Votos contra – PS, deputados Independentes, PNPN e CDS-PP.
Abstenções – PAN.
Votos a favor – restantes forças políticas: PSD, PCP, PEV, BE.
E para terminar, as palavras de Helena Roseta que, atendendo à sua ativa participação em todo o processo pós publicação da Lei n.º 36/2014, não deixam de encerrar uma grande dose de hipocrisia:
«Portanto, não teve maioria. O que não significa que o município não tenha que cumprir as suas obrigações desde que seja, efetivamente, intimado para o efeito e que esteja apurado o efetivo valor, que não está ainda».
Hipocrisia e mentira, mais uma vez.

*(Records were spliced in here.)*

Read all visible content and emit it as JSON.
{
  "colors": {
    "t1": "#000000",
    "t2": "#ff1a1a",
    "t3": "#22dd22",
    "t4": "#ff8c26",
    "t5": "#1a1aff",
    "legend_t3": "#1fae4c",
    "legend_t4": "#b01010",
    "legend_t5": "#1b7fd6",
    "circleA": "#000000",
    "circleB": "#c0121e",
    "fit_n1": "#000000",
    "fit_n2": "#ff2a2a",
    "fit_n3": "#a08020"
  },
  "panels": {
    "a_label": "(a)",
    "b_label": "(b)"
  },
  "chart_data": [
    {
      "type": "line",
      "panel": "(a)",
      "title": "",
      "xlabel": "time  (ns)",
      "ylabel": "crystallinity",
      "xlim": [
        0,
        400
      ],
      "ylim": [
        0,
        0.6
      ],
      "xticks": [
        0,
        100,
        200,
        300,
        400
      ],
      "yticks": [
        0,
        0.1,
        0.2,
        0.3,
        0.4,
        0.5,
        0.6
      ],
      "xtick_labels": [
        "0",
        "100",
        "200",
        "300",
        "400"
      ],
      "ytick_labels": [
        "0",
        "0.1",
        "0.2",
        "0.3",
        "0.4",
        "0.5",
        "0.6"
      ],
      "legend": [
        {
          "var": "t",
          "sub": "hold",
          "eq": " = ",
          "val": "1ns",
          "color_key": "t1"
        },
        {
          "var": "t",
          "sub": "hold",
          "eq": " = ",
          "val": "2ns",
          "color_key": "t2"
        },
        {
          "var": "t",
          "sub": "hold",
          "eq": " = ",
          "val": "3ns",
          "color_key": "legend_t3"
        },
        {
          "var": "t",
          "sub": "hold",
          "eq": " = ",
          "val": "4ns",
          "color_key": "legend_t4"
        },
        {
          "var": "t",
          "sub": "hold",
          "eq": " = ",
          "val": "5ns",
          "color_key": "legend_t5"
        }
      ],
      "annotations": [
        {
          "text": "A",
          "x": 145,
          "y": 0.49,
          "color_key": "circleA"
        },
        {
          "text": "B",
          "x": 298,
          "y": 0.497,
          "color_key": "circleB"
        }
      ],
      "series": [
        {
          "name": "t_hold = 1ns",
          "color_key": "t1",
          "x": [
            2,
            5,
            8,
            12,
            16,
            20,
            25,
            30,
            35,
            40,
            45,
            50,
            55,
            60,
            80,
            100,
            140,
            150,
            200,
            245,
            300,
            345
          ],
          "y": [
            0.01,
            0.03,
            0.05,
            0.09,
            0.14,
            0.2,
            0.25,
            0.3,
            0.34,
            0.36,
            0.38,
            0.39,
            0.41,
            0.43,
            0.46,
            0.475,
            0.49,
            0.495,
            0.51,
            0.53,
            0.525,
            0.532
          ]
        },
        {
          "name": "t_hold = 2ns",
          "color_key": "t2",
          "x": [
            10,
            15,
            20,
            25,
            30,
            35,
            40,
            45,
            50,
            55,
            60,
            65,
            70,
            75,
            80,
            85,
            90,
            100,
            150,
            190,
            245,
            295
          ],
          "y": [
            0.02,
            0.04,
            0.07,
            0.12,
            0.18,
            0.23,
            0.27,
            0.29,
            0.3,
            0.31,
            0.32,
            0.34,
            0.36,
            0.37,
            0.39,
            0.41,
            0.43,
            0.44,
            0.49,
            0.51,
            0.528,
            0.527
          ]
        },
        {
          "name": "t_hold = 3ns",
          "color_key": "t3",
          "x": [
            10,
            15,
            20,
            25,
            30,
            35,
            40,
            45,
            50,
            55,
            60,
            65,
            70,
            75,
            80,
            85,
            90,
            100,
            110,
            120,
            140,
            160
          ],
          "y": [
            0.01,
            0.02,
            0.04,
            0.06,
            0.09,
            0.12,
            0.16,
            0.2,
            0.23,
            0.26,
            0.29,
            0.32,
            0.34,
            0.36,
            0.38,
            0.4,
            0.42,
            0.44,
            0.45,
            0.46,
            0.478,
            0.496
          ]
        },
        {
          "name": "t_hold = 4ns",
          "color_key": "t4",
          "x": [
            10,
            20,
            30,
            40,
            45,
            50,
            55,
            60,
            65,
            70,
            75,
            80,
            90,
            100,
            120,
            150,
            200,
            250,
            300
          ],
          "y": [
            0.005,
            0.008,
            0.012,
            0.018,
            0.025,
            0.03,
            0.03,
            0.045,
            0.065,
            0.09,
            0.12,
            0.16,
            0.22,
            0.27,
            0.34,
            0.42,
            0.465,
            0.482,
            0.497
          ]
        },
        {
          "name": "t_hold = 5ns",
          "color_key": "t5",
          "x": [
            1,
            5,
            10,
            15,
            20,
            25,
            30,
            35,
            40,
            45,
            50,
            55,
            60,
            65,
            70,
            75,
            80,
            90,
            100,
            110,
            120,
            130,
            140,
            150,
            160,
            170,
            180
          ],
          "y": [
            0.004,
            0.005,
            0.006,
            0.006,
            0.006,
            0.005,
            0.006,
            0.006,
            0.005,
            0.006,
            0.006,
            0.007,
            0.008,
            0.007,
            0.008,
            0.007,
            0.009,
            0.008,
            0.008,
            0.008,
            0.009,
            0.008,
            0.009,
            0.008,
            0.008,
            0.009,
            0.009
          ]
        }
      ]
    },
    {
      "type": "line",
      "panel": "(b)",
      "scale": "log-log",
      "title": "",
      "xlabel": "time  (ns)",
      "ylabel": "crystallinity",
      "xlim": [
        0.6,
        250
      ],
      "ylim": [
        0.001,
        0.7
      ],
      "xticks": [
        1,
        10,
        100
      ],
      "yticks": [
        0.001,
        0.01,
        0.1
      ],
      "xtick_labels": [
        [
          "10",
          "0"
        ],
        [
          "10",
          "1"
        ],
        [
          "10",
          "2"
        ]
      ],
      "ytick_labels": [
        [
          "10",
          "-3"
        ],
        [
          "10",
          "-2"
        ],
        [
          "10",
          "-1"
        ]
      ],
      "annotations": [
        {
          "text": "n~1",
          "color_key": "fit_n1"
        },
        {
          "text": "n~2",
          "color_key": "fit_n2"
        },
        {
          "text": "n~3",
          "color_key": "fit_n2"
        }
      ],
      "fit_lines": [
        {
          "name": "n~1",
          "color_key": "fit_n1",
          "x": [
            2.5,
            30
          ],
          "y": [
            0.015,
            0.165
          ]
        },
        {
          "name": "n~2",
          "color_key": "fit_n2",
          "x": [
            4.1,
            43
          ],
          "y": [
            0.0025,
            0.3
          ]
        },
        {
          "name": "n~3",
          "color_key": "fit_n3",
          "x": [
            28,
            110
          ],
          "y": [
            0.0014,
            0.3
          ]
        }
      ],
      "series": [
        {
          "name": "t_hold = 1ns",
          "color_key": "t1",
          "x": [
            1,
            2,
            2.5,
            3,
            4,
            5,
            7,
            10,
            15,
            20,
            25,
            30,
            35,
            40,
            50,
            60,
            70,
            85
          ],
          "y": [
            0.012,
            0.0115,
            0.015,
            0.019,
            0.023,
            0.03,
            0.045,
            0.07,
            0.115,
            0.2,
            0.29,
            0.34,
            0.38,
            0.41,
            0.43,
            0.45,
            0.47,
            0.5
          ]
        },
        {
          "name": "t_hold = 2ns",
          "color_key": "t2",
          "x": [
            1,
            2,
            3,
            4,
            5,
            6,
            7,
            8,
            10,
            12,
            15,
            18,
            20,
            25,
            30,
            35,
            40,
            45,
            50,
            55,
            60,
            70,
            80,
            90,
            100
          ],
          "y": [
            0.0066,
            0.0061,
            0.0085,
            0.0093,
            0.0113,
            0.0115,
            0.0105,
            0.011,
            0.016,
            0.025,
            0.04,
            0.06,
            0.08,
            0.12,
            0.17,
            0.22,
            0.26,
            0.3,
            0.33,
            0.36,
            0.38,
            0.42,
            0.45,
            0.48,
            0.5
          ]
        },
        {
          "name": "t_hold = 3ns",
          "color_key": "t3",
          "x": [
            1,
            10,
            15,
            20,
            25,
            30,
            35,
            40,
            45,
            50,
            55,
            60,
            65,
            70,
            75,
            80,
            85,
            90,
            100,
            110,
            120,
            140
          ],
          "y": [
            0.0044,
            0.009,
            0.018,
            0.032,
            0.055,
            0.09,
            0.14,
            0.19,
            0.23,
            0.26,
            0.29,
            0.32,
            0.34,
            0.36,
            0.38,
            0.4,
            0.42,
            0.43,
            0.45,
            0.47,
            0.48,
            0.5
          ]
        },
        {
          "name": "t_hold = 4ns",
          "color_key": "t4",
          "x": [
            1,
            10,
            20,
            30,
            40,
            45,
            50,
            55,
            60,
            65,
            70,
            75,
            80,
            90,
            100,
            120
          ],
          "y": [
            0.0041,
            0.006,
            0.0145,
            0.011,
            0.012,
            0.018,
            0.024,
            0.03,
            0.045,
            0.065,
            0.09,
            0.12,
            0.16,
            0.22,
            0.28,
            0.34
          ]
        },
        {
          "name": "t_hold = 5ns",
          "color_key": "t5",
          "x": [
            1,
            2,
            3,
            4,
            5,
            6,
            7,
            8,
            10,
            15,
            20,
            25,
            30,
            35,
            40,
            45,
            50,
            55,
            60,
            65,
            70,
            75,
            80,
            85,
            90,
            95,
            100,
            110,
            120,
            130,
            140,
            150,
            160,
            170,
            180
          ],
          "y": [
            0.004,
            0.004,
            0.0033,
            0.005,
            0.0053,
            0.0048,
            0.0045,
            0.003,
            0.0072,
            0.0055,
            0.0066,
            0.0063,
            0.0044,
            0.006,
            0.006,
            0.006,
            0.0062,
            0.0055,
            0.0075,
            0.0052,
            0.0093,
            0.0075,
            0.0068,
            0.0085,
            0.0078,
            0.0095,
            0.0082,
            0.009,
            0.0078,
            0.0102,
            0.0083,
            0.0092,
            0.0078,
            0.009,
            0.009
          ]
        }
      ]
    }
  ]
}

Porque, como aqui fica demonstrado, é mentira que o valor da dívida da Câmara de Lisboa à Assembleia Distrital esteja ainda por apurar.
Face ao exposto, é legítimo que nos questionemos:
Que ideia de Democracia é a destes autarcas?
Que significado tem para esta gente o princípio da legalidade a que devem (deveriam) obedecer?
Que Estado de Direito defendem?
Como políticos, que valor dão à sua palavra?
Que princípios constitucionais são, afinal, os seus?
Se mentem por "coisas tão comezinhas" (como eventualmente classificarão o caso da Assembleia Distrital), como será o seu comportamento em relação a assuntos mais complexos?